The party leaders’ alleged antipathy to John Bercow is unlikely to have softened in recent days. The Speaker’s recent letter castigating MP’s loutish behaviour at PMQs would have been about as welcome at Number 10 as forecasts of another fortnight’s rain. Though neither Cameron, Miliband or Clegg have issued a direct response, the talk around Westminster is of Bercow’s self-obsession and populism which probably gives an idea of what the feeling is in the upper echelons. To be fair to him, though, Bercow probably has a point. The unruly tribal camaraderie which so characterises the PM’s weekly grilling is, to the uninitiated, totally baffling.
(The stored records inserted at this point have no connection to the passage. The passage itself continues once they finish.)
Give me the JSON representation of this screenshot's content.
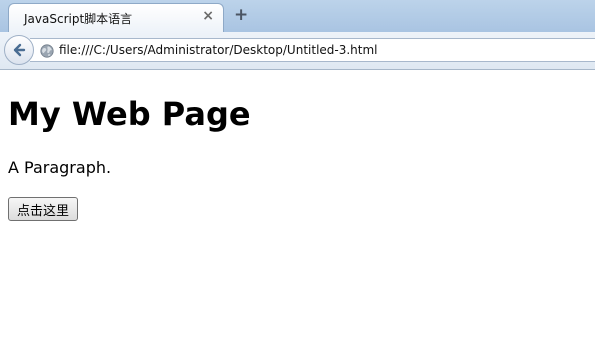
{
  "browser": {
    "tab": {
      "title": "JavaScript脚本语言",
      "close_icon": "close-icon"
    },
    "new_tab_icon": "plus-icon",
    "nav": {
      "back_icon": "back-arrow-icon",
      "site_icon": "globe-icon",
      "url": "file:///C:/Users/Administrator/Desktop/Untitled-3.html"
    }
  },
  "page": {
    "heading": "My Web Page",
    "paragraph": "A Paragraph.",
    "button_label": "点击这里"
  },
  "colors": {
    "tabstrip": "#a9c4e2",
    "toolbar": "#e6edf5",
    "page_background": "#ffffff"
  }
}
I remember when I first watched it, I couldn’t understand why there was so much laughter on the back benches, given the seriousness of what was being discussed, or what on earth the uniform chorus of hoots was all about. No doubt about it: some of the behaviour at PMQs takes for granted the privileged role to which MPs have been entrusted, and can trivialise the subject of the day, however grave. Bluntly, it’s not what people want from their public representatives.

But PMQ reformers are at risk of iconoclasm here. Like it or not, PMQs is our entire party system in microcosm where tribal skulduggery is the order of every day. And, however imperfect, our party system has provided us with the most stable political environment in the world. Likewise, we can’t easily dismiss the unruly ‘hear hears’ as merely anachronistic. Let’s not forget that it was precisely to this chorus that historic legislation like the Slave Trade Act was passed. We may not like it, but dainty, polite PMQs would simply not reflect our constitution, history, or the way UK politics actually works. It would be a piece of institutional spin, with MPs putting on faces for the public moments before returning to whatever piece of intrigue they were working on before the clock struck 12. Worse, it would be boring.